In a historic building in the Piola area, an apartment renovated respecting the traces of time, where the stuccos coexist with the design choices and the new wooden elements draw a contemporary scenography.

Neither traditional nor modern, with an eclectic style that is a combination of sedimentations, additions and overlaps. In a period building in the Piola area of ​​Milan, the ATOMAA studio has renovated a 110 sqm apartment as a modern 'wunderkammer', in which the new bespoke furnishings have softly blended with vintage pieces and pre-existing materials.

The intention was to "create lively environments", starting from a neutral background dictated by the light colour of the walls in order to bring out the furnishings as much as possible and new wooden elements developed together with the designer Giacomo Moor.

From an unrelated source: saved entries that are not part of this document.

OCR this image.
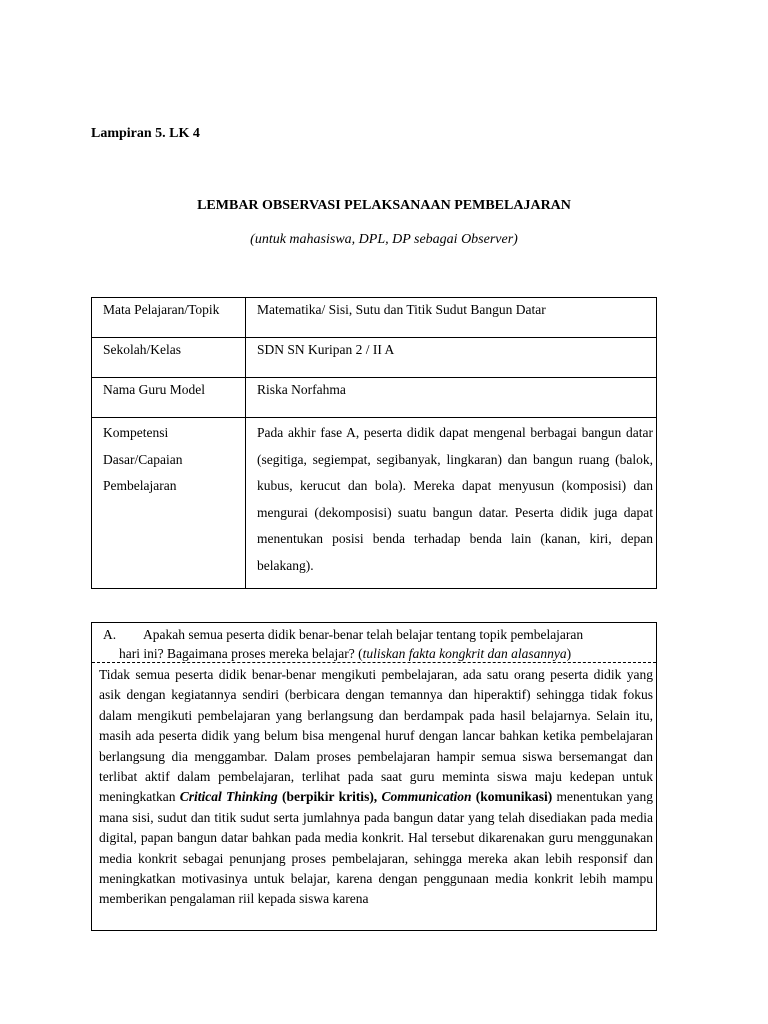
Lampiran 5. LK 4

LEMBAR OBSERVASI PELAKSANAAN PEMBELAJARAN

(untuk mahasiswa, DPL, DP sebagai Observer)
Mata Pelajaran/Topik	Matematika/ Sisi, Sutu dan Titik Sudut Bangun Datar
Sekolah/Kelas	SDN SN Kuripan 2 / II A
Nama Guru Model	Riska Norfahma
Kompetensi Dasar/Capaian Pembelajaran	Pada akhir fase A, peserta didik dapat mengenal berbagai bangun datar (segitiga, segiempat, segibanyak, lingkaran) dan bangun ruang (balok, kubus, kerucut dan bola). Mereka dapat menyusun (komposisi) dan mengurai (dekomposisi) suatu bangun datar. Peserta didik juga dapat menentukan posisi benda terhadap benda lain (kanan, kiri, depan belakang).
A. Apakah semua peserta didik benar-benar telah belajar tentang topik pembelajaran
hari ini? Bagaimana proses mereka belajar? (tuliskan fakta kongkrit dan alasannya)
Tidak semua peserta didik benar-benar mengikuti pembelajaran, ada satu orang peserta didik yang asik dengan kegiatannya sendiri (berbicara dengan temannya dan hiperaktif) sehingga tidak fokus dalam mengikuti pembelajaran yang berlangsung dan berdampak pada hasil belajarnya. Selain itu, masih ada peserta didik yang belum bisa mengenal huruf dengan lancar bahkan ketika pembelajaran berlangsung dia menggambar. Dalam proses pembelajaran hampir semua siswa bersemangat dan terlibat aktif dalam pembelajaran, terlihat pada saat guru meminta siswa maju kedepan untuk meningkatkan Critical Thinking (berpikir kritis), Communication (komunikasi) menentukan yang mana sisi, sudut dan titik sudut serta jumlahnya pada bangun datar yang telah disediakan pada media digital, papan bangun datar bahkan pada media konkrit. Hal tersebut dikarenakan guru menggunakan media konkrit sebagai penunjang proses pembelajaran, sehingga mereka akan lebih responsif dan meningkatkan motivasinya untuk belajar, karena dengan penggunaan media konkrit lebih mampu memberikan pengalaman riil kepada siswa karena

The renovation, carried out without losing sight of the budget, is the result of a close exchange between architect and client, a thirty-year-old couple of professionals who have long been linked to designers for professional reasons.

Considering the state of affairs, represented by the beautiful volumes typical of houses of the period, the architects had the foresight to intervene in a light way, limiting the demolitions and enhancing what was there: from the plaster frames, down to details less visible, even traces of past eras. The original herringbone cherry wood floor in the living room is no exception: it had to be dismantled and has instead been restored to its former glory.

The internal distribution was created with a clear hierarchy: the large main space dedicated to the living area has been opened as much as possible and is now seamlessly unified through three portals of the same size, which facilitate access to the service spaces. In the kitchen, a part of the wardrobe camouflages one of the entrances, as if it were a secret passage, which appears and disappears completely.

In terms of furnishings, vintage furniture coexists in a casual way mixed with more recent pieces and design objects collected over time by the owners. Here a Le Corbusier armchair dated 1928 is accompanied by a recent sofa by Piero Lissoni, the "eternal" Castiglioni and Prouvé lamps are combined with an industrial table by Konstantin Grcic, in a dialogue made temporally possible by the design, not at all in contrast but simply open to accommodate various eras and styles.